No deja de ser una nota del destino que Albert Rivera, el político que se reclama —sin mérito alguno, pero esto es otra cosa— heredero político de Adolfo Suárez, se haya dado de bruces un 15 de junio, una fecha emblemática entre los hitos del expresidente, ya que en 1977 ganó sus primeras elecciones con la extinta UCD. Si el 15-J llevó a Suárez al Olimpo de los escogidos al ganar las primeras elecciones frente a Fraga, Felipe y Carrillo, 42 años después Rivera iniciaba lo que ha sido su semana más horrible desde que está en política.

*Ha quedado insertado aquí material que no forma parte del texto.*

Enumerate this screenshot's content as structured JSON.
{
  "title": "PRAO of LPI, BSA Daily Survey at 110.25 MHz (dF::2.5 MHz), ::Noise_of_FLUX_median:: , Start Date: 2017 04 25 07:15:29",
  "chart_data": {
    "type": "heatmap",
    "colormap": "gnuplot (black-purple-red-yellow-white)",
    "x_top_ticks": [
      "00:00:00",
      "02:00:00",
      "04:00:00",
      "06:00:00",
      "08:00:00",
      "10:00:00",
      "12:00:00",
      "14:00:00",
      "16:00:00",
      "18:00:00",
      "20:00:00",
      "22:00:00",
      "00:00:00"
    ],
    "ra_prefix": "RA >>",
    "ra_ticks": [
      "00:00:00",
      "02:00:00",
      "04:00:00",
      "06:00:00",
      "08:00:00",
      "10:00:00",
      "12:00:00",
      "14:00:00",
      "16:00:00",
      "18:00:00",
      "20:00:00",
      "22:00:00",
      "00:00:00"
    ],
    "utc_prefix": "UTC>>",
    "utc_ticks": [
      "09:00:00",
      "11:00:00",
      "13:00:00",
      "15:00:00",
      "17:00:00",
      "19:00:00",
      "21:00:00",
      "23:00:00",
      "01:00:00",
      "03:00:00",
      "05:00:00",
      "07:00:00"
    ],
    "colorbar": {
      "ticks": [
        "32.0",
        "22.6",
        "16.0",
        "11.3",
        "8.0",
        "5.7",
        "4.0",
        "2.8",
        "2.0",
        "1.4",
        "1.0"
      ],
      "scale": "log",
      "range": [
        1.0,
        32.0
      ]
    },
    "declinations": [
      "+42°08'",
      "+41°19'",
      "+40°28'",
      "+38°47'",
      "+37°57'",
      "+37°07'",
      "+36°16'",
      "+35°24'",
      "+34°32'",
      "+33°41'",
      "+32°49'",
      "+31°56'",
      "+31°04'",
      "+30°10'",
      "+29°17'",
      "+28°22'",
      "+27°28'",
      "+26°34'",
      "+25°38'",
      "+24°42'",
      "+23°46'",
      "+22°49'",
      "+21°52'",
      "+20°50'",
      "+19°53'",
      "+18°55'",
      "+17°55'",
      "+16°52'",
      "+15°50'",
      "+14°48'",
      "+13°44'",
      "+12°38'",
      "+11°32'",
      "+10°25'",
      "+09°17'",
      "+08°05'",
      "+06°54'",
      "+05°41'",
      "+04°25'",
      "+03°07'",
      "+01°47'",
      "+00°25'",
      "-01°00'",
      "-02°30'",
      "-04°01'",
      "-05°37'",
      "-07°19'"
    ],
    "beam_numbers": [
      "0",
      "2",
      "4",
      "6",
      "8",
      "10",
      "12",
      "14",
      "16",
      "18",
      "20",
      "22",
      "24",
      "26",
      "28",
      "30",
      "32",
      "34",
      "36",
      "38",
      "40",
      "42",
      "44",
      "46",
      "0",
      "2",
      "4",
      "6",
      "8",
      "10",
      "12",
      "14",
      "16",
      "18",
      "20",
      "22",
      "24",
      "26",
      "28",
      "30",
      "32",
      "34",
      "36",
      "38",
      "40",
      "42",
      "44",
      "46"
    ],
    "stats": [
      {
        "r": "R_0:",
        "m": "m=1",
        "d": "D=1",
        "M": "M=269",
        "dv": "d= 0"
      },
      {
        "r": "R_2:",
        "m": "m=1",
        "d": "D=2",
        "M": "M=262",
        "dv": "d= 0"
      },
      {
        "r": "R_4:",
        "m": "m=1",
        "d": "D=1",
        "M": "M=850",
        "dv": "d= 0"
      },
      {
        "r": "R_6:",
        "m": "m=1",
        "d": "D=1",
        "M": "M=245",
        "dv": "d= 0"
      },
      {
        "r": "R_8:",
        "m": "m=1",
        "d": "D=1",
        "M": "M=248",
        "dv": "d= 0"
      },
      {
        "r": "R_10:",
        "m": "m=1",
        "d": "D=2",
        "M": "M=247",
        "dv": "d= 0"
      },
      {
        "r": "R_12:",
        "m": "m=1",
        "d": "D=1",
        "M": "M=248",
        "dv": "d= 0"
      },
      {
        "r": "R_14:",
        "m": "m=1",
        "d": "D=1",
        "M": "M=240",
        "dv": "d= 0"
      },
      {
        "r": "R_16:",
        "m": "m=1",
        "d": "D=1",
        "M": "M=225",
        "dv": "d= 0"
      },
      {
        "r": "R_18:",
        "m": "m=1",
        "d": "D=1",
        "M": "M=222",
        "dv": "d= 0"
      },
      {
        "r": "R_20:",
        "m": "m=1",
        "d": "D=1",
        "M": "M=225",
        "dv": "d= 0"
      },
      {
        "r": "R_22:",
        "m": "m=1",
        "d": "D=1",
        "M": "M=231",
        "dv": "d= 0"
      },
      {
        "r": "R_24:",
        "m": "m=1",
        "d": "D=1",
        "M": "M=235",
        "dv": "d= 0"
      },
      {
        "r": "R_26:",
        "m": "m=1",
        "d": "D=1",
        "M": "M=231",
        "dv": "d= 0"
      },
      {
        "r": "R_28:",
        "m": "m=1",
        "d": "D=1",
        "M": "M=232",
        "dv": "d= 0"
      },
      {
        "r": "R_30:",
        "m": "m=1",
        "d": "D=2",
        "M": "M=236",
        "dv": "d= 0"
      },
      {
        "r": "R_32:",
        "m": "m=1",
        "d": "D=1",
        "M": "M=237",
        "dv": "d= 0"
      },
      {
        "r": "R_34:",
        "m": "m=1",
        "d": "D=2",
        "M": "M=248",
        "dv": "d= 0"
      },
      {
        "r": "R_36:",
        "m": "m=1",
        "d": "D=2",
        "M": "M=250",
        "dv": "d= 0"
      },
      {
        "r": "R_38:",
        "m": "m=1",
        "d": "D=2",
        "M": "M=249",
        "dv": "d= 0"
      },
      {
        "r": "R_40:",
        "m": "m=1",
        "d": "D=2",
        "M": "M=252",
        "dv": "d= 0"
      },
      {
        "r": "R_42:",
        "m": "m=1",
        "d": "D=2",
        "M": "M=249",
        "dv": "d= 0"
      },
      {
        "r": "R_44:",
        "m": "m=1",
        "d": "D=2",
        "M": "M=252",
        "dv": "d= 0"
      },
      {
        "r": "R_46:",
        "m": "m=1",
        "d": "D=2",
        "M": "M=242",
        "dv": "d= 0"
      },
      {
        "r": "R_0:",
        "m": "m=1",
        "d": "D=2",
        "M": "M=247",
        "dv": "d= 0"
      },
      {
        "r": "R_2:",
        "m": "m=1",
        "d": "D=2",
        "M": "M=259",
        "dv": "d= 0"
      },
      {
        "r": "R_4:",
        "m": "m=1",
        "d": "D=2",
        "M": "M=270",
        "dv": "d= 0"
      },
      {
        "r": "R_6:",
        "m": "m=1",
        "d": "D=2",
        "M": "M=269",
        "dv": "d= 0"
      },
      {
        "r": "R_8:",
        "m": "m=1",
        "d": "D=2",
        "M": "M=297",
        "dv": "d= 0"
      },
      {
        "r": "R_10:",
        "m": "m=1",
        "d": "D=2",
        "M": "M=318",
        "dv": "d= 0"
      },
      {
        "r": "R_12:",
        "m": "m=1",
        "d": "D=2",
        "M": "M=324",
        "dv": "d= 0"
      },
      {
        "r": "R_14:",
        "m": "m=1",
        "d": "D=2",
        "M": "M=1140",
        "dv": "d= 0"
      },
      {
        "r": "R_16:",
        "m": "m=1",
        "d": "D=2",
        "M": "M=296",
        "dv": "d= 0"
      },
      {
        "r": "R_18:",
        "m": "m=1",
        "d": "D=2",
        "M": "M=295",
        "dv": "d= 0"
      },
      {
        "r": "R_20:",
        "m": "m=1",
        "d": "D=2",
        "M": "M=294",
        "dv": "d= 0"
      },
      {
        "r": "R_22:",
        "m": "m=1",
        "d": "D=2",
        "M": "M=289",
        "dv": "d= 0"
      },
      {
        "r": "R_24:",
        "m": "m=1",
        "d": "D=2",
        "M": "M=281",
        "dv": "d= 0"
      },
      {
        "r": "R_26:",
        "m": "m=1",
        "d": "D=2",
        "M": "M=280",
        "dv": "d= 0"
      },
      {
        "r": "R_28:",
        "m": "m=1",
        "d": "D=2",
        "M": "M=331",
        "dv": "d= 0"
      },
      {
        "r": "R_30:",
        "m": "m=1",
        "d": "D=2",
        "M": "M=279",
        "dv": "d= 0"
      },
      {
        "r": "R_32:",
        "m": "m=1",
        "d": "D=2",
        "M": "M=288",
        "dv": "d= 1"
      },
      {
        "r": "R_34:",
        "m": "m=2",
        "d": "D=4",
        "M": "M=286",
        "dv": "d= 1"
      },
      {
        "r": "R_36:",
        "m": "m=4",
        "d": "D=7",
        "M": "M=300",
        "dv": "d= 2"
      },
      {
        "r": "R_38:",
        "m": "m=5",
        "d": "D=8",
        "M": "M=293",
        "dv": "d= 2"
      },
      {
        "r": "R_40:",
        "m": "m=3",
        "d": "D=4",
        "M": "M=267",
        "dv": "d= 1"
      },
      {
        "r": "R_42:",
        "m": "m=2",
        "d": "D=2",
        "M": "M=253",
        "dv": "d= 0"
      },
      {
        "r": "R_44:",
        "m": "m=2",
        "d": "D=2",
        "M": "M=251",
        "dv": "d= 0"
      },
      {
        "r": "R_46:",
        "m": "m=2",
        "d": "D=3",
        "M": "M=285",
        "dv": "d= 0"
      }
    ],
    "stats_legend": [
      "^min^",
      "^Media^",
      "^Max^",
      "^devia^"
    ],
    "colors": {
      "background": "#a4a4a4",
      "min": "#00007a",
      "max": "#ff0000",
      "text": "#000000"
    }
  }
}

En tan solo siete días ha perdido apoyos en el extranjero, una vez Macron y los alemanes han comprobado de la pasta de la que estaba hecho; su principal fichaje, Manuel Valls, ha salido corriendo al constatar que no era más que una extensión de la derecha más dura y que no tenía ningún reparo a pactar con Vox; sus apoyos financieros, empresariales y mediáticos —¿qué se ha hecho de sus apariciones varias veces al día en los matinales de las televisiones privadas españolas?— se sienten cada vez más incómodos y una parte del núcleo fundador de Ciudadanos expresa cada vez mayor distancia con el líder naranja que ha anclado el partido en el trifachito.
El hombre que escogió como provocador cartel en las elecciones a la presidencia de la Generalitat de otoño de 2006 una imagen suya de cuerpo entero, desnudo tapándose los genitales, aparece ahora con una indumentaria impoluta pero desvestido, casi desnudo, con todas contradicciones de un partido que creía que con tan solo con la mentira podría hacer siempre política.
De la misma manera que Madrid desconoce en la mayoría de las ocasiones lo que sucede en Catalunya y carece de una aproximación real al problema, algo así le ha pasado con Albert Rivera: muy divertido cuando arrinconaba todos y cada uno de los símbolos catalanes pero incapaz de comportarse como el liberal que proclama ser. Casi trece años ha durado, pero las caretas ya han caído.